Magda Furman
Magda Furman

Reputation: 21

Same regular expression executed in different running time in .NET

I am working on a project where I am heavily using regexes. The regular expressions that I am using are quite complicated and I have to set an appropriate timeout to stop the execution, so that it doesn't try to match the string for long time.

The problem is that I have noticed that running the same regular expression (compiled) on the same string is being executed with different running times, varying from 17ms to 59ms.

Do you have any idea why it is the case? I am measuring the run time using Stopwatch like this:

for (int i = 0; i < 15; i++)
{
    sw.Start();
    regex.IsMatch(message);
    sw.Stop();
    Debug.WriteLine(sw.ElapsedMilliseconds);
    sw.Reset();
}

For reference I am using the default regular expressions library from .NET in System.Text.RegularExpressions.


According to the comments, I modified the code in the following way:

List<long> results = new List<long>(); 
for (int i = 0; i < 150; i++)
{
    sw.Start();
    for (int j = 0; j < 20; j++ )
    { 
        regex.IsMatch(message);
    }
    sw.Stop();
    results.Add(sw.ElapsedMilliseconds);
    sw.Reset();
}
Debug.WriteLine(results.Max());
Debug.WriteLine(results.Average());
Debug.WriteLine(results.Min());

and the output for this was:

790
469,086666666667
357

Still the difference is very significant for me.

Upvotes: 2

Views: 139

Answers (2)

Wiktor Stribiżew
Wiktor Stribiżew

Reputation: 626929

Since you say you are using RegexOptions.Compiled, please refer to the regex performance tips from David Gutierrez's blog:

In this case, we first do the work to parse into opcodes. Then we also do more work to turn those opcodes into actual IL using Reflection.Emit. As you can imagine, this mode trades increased startup time for quicker runtime: in practice, compilation takes about an order of magnitude longer to startup, but yields 30% better runtime performance. There are even more costs for compilation that should mentioned, however. Emitting IL with Reflection.Emit loads a lot of code and uses a lot of memory, and that's not memory that you'll ever get back... The bottom line is that you should only use this mode for a finite set of expressions which you know will be used repeatedly.

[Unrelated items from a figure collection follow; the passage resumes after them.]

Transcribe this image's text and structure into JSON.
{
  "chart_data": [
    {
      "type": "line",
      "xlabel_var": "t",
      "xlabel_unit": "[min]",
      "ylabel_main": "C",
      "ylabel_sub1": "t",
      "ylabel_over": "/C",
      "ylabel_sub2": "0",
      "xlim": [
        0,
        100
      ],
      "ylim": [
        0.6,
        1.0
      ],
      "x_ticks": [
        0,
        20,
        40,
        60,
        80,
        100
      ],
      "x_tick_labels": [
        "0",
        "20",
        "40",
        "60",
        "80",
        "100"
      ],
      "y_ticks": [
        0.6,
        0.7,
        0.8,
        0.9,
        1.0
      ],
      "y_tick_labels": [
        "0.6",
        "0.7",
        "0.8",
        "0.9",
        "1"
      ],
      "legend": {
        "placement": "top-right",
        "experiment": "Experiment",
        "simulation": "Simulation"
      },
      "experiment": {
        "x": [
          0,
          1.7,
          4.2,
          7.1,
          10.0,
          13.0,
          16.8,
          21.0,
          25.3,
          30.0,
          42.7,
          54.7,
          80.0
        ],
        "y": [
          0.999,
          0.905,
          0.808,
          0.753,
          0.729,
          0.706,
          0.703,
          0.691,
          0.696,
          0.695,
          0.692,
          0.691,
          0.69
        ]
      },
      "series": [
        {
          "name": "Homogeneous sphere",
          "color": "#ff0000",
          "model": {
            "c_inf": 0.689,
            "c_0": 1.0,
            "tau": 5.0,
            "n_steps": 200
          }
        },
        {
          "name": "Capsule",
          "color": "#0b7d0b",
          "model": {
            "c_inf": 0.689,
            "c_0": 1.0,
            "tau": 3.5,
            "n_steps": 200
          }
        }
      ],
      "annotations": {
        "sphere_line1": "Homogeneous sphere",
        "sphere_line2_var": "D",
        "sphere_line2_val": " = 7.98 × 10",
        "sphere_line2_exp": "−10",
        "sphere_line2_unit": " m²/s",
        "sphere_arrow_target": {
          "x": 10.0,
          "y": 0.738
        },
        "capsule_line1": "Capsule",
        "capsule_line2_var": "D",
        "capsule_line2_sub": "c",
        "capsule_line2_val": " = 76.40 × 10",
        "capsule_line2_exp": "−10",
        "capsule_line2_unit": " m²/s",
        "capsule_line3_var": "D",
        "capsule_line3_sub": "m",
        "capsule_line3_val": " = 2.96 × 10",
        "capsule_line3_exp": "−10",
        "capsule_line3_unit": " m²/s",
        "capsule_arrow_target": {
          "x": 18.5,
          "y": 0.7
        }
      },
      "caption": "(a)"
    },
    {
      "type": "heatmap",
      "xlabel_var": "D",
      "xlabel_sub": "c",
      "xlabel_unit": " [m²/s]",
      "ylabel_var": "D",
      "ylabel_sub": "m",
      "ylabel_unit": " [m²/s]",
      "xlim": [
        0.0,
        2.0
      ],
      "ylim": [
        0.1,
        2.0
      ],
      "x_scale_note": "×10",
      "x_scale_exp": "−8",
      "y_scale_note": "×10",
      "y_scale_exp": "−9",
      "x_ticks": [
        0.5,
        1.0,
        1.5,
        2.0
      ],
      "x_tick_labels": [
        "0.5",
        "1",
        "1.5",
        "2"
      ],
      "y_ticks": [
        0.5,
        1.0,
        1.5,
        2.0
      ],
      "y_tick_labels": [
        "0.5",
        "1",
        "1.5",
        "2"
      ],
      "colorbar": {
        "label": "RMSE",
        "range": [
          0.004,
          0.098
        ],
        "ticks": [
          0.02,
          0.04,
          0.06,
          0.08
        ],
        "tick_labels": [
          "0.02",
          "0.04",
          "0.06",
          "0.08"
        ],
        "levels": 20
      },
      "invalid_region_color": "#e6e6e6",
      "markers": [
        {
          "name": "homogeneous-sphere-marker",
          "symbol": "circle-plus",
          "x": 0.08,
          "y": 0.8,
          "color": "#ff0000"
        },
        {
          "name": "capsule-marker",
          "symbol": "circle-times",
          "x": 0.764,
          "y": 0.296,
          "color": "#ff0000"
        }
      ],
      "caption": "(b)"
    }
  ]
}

That means that running the regex match first time, this additional work ("compile time") is performed, and all subsequent times the regex is executed without that preparation.

However, beginning with .NET 2.0, the behavior of caching has modified a bit:

In the .NET Framework 2.0, only regular expressions used in static method calls are cached. By default, the last 15 regular expressions are cached, although the size of the cache can be adjusted by setting the value of the CacheSize property.

Upvotes: 2

comdiv
comdiv

Reputation: 951

It's common situation for any managed platform Java/.NET - while they do some things behind the scene GC for example, and while we use concurent OS-es (win, linux) such tests are not exactly measeare. You think that you are testing regex itself - but you test .NET, Windows, and your antivirus at same time too.

One valid way is execute regex for 50-1000 times, summarize time and eval average duration. For example rewrite:

 sw.Start();
 for (int i = 0; i < 1000; i++)
 {  
     regex.IsMatch(message);
 }
 sw.Stop();
  Debug.WriteLine(sw.ElapsedMilliseconds / 1000); 

and i think you result will be much stable. But you still will get some range of values for ex [15ms .. 18ms], and that is described upper.

If you want really perfect measure (but your question... sory man... show that you not really want it). You require to use PROFILER that will give you exactly measure of time inside regex call without anything except it.